Shared responsibility by design
As AI-generated documentation becomes routine, responsibility for safety will have to be shared.
Healthcare organisations are responsible for implementing systems that support safe practice.
Technology vendors are responsible for building tools with safeguards that match clinical risk.
Regulators and accrediting bodies are beginning to expect evidence that AI systems are monitored, measured and improved over time.
Where technical solutions exist to verify factual accuracy, their use becomes part of good system design rather than an optional enhancement.
The way forward
The question is how to design systems that use both humans and machines effectively.
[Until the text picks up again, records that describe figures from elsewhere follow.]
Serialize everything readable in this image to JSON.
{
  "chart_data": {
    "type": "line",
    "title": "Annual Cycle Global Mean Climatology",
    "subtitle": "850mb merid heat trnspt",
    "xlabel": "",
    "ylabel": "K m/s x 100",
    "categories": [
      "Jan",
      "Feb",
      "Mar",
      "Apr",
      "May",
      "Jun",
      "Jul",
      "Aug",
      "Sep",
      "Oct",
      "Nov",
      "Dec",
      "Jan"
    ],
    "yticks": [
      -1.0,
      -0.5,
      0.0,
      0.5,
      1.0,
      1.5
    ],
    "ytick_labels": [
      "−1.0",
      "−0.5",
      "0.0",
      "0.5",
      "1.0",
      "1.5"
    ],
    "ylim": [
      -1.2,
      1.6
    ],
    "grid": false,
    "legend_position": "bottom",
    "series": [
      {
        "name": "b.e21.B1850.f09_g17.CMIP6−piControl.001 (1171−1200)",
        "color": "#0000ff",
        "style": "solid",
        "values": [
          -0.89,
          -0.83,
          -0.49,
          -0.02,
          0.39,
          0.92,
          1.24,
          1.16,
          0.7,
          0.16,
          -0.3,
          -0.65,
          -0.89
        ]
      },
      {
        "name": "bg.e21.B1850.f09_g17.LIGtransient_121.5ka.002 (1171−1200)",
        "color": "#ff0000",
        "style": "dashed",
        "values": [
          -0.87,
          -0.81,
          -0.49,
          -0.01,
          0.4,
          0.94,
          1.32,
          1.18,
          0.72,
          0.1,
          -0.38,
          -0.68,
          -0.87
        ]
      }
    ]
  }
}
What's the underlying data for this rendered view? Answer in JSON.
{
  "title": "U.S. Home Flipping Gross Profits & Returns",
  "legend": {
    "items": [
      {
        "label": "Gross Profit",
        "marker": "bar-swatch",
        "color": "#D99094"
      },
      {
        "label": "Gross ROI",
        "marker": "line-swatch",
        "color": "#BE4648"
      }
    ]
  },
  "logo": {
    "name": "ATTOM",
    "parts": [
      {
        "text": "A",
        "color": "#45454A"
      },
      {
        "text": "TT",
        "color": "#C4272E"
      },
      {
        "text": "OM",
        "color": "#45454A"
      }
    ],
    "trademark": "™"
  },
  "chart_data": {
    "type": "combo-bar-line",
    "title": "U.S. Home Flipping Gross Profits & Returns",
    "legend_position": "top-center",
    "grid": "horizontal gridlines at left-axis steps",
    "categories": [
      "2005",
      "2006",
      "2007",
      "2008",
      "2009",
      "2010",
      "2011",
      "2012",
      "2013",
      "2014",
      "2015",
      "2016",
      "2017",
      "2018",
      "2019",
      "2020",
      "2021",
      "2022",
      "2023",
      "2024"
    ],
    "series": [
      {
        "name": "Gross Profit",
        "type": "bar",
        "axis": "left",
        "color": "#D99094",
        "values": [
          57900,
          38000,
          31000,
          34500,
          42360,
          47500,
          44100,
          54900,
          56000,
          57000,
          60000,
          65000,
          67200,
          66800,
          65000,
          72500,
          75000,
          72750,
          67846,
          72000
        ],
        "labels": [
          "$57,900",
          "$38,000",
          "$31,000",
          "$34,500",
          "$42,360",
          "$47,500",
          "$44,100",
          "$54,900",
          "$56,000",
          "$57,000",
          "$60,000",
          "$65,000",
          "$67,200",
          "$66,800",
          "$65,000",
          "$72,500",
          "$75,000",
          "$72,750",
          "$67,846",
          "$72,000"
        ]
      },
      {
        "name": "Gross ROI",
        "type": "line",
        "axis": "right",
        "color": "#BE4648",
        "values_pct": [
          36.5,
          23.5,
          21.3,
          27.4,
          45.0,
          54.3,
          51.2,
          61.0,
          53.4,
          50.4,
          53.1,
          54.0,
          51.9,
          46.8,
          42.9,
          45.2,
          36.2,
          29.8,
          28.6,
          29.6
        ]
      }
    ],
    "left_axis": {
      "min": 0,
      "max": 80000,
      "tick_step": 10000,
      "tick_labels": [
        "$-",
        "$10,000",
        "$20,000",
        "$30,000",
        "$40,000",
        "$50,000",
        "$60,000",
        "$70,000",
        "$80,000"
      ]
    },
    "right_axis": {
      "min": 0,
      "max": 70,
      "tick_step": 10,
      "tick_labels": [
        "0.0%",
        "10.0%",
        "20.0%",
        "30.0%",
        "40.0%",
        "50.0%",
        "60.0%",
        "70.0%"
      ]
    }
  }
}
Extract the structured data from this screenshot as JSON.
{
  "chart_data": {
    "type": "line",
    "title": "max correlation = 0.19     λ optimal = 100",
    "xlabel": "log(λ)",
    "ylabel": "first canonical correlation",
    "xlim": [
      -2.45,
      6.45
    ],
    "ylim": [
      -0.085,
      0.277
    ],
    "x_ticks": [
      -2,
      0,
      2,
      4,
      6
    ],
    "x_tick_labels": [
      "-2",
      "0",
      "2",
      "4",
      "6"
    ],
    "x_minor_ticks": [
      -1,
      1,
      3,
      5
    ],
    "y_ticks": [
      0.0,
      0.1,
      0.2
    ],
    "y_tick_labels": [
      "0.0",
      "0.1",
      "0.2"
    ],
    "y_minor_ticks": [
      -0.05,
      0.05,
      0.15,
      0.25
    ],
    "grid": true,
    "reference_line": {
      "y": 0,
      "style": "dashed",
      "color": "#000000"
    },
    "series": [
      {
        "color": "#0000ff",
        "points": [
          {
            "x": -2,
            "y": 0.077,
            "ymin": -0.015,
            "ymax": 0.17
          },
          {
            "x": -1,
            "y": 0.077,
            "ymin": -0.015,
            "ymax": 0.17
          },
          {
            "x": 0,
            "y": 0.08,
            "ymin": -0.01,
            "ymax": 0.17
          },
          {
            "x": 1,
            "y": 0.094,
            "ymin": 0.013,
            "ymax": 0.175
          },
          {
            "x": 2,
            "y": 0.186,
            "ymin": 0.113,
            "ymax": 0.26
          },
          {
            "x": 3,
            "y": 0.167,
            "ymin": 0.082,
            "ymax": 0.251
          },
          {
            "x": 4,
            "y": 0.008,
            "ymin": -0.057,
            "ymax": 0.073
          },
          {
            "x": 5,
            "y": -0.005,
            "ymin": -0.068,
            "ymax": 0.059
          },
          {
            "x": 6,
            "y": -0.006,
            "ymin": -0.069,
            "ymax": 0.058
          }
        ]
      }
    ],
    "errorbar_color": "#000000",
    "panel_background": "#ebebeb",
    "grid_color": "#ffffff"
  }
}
Moving from “human in the loop” to “expert in the loop”, supported by automated verification and observability, is a path forward. It recognises the strengths and limits of both clinicians and AI systems. It designs safety in system structures rather than expectations of human vigilance.
Clinicians retain oversight. They intervene when judgement is required but are no longer asked to do the impossible.
Reference
Chung P, Swaminathan A, et al. Verifying Facts in Patient Care Documents Generated by Large Language Models Using Electronic Health Records. NEJM AI. 2025;3(1):e2500418. doi:10.1056/AIdbp2500418.